Nargis’ romance with the accomplished film actor Sunil Dutt—who played her son in Mother India—started on the sets of the film itself. The two were married in a small ceremony in Bombay on March 11, 1958. The couple later had three children, Sanjay Dutt, the actor, and Namrata and Priya Dutt.
Following her marriage, Nargis took a break from the movies. She lent her voice for Sunil Dutt’s Yaadein (1964) and then appeared in the film Raat Aur Din (1967). One of her most challenging roles, Nargis played a woman with a split personality in the film, winning the National Award for Best Actress for that year. Post 1967, she retired from films completely and busied herself with social work. In 1980, she became a member of the Rajya Sabha.
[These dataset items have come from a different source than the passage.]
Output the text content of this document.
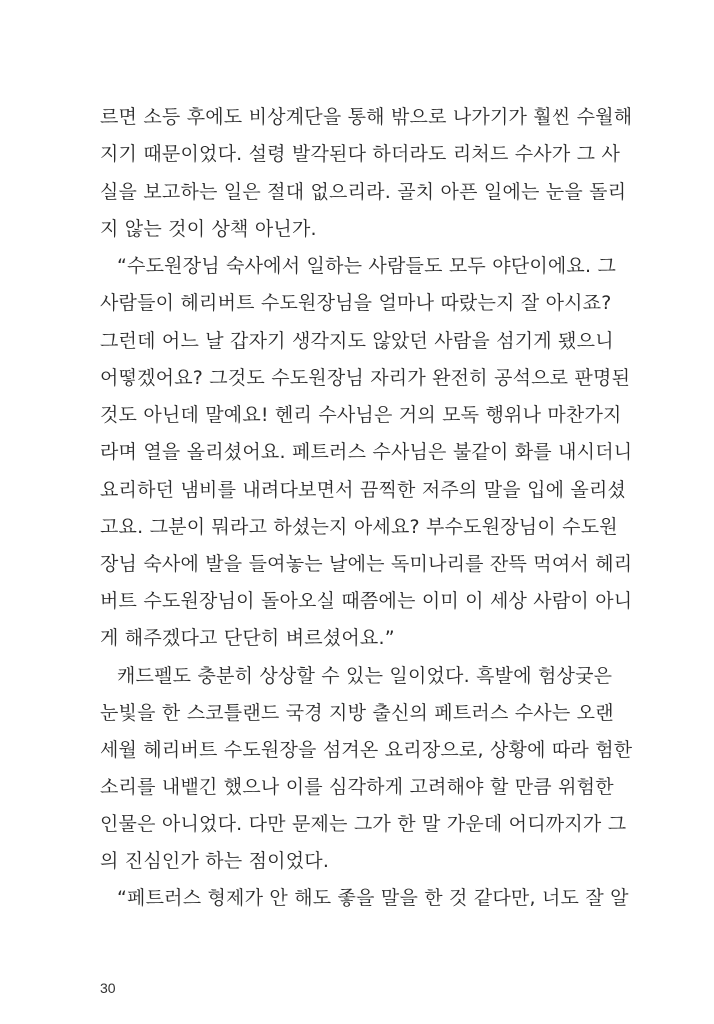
르면 소등 후에도 비상계단을 통해 밖으로 나가기가 훨씬 수월해
지기 때문이었다. 설령 발각된다 하더라도 리처드 수사가 그 사
실을 보고하는 일은 절대 없으리라. 골치 아픈 일에는 눈을 돌리
지 않는 것이 상책 아닌가.
“수도원장님 숙사에서 일하는 사람들도 모두 야단이에요. 그
사람들이 헤리버트 수도원장님을 얼마나 따랐는지 잘 아시죠?
그런데 어느 날 갑자기 생각지도 않았던 사람을 섬기게 됐으니
어떻겠어요? 그것도 수도원장님 자리가 완전히 공석으로 판명된
것도 아닌데 말예요! 헨리 수사님은 거의 모독 행위나 마찬가지
라며 열을 올리셨어요. 페트러스 수사님은 불같이 화를 내시더니
요리하던 냄비를 내려다보면서 끔찍한 저주의 말을 입에 올리셨
고요. 그분이 뭐라고 하셨는지 아세요? 부수도원장님이 수도원
장님 숙사에 발을 들여놓는 날에는 독미나리를 잔뜩 먹여서 헤리
버트 수도원장님이 돌아오실 때쯤에는 이미 이 세상 사람이 아니
게 해주겠다고 단단히 벼르셨어요.”
캐드펠도 충분히 상상할 수 있는 일이었다. 흑발에 험상궂은
눈빛을 한 스코틀랜드 국경 지방 출신의 페트러스 수사는 오랜
세월 헤리버트 수도원장을 섬겨온 요리장으로, 상황에 따라 험한
소리를 내뱉긴 했으나 이를 심각하게 고려해야 할 만큼 위험한
인물은 아니었다. 다만 문제는 그가 한 말 가운데 어디까지가 그
의 진심인가 하는 점이었다.
“페트러스 형제가 안 해도 좋을 말을 한 것 같다만, 너도 잘 알
30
Unfortunately, Nargis was diagnosed with pancreatic cancer in the same year. After receiving treatment at the Memorial Sloane Kettering Cancer Centre in New York for a few months, she went into a coma for two months. Though she returned home for a short recovery period, she fell ill again. The doyenne of Hindi cinema thus breathed her last on 3 May 1981 at only 52, just a few days before the premiere of Rocky (1981), her son Sanjay Dutt’s debut film. A road in Bandra, Mumbai, was named after Nargis to commemorate her immeasurable contribution to cinema.